Watching women walk in heels and flats fascinates me-the concrete kills my feet unless I’m wearing good walking sneakers. This is how I came to determine the best way to walk in the city:

Walking in the city requires a different center of gravity. Your pelvis needs to be more forward, while your shoulders need to lean back. Shoulders slumped forward make walking more painful on the legs, because your knees take more impact. Also, in order to walk as much as a Londoner, it’s imperative you take smaller, quicker steps. Long strides simply aren’t as efficient.

Purses should be lightweight; if you’re going to tote around more, get a backpack so the weight is centered. I’ve tried to switch which shoulder my purse is slung across, but that isn’t enough. It’s too much a habit to use one side, which has led to a crick in my right shoulder. Lots of people have backpacks, it’s too practical to be unfashionable.

Women can walk the streets alone and relatively unmolested. I’ve seen plenty of smartly dress women walking purposefully to their destination. I wouldn’t walk the streets alone after midnight, but during the day paranoia isn’t necessary. It’s built my sense of confidence to travel by myself. I honestly feel less safe on buses and on the Tube during the day than on the streets.

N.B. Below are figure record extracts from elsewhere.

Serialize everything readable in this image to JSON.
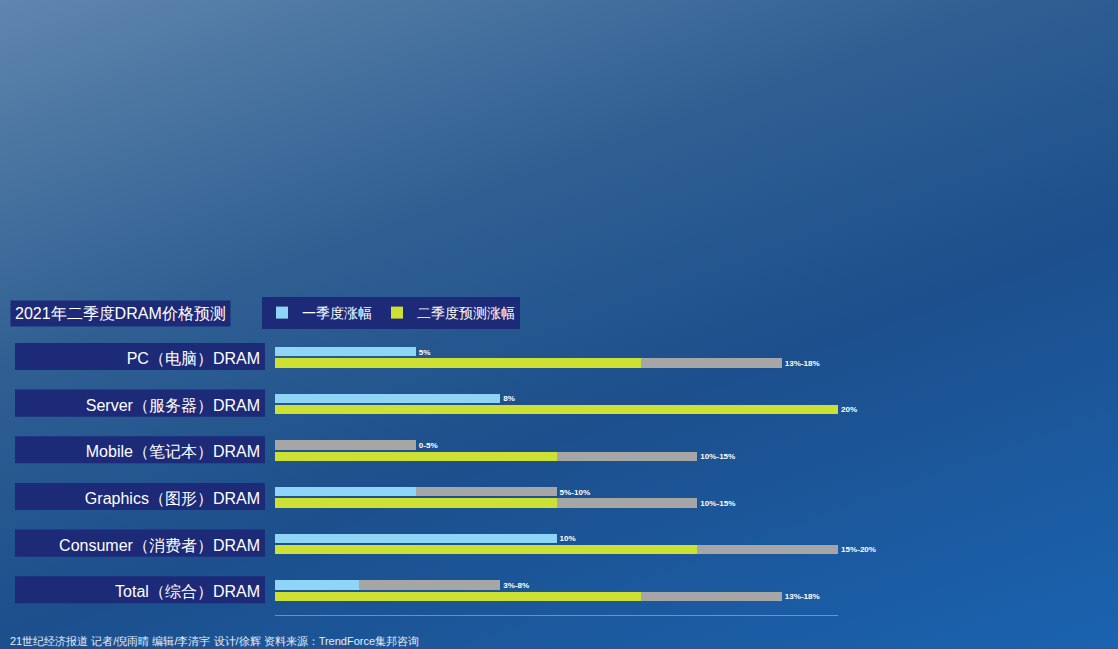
{
  "chart_data": {
    "type": "bar",
    "orientation": "horizontal",
    "title": "2021年二季度DRAM价格预测",
    "categories": [
      "PC（电脑）DRAM",
      "Server（服务器）DRAM",
      "Mobile（笔记本）DRAM",
      "Graphics（图形）DRAM",
      "Consumer（消费者）DRAM",
      "Total（综合）DRAM"
    ],
    "series": [
      {
        "name": "一季度涨幅",
        "color": "#8fd6f6",
        "values": [
          5,
          8,
          0,
          5,
          10,
          3
        ],
        "high": [
          null,
          null,
          5,
          10,
          null,
          8
        ],
        "value_labels": [
          "5%",
          "8%",
          "0-5%",
          "5%-10%",
          "10%",
          "3%-8%"
        ]
      },
      {
        "name": "二季度预测涨幅",
        "color": "#cde034",
        "values": [
          13,
          20,
          10,
          10,
          15,
          13
        ],
        "high": [
          18,
          null,
          15,
          15,
          20,
          18
        ],
        "value_labels": [
          "13%-18%",
          "20%",
          "10%-15%",
          "10%-15%",
          "15%-20%",
          "13%-18%"
        ]
      }
    ],
    "xlim": [
      0,
      20
    ],
    "xticks": [],
    "tick_labels": "y",
    "data_labels": true,
    "grid": false,
    "legend": "top left",
    "source": "21世纪经济报道 记者/倪雨晴 编辑/李清宇 设计/徐辉 资料来源：TrendForce集邦咨询"
  }
}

Taking the Tube was an adventure; it’s a skill to navigate the different lines. However they are dirty, and sitting on a Tube is passive travel. Navigating the streets is active. Learning how to cross roads, maneuver through sidewalk traffic and figure out which streets to take stimulates instead of dulls the brain. Getting out and walking makes me feel less of a tourist and more the explorer; less the passive viewer and more a seeker of knowledge. I don’t expect to know the city by the time I leave, but what I do know of London’s streets will come from walking.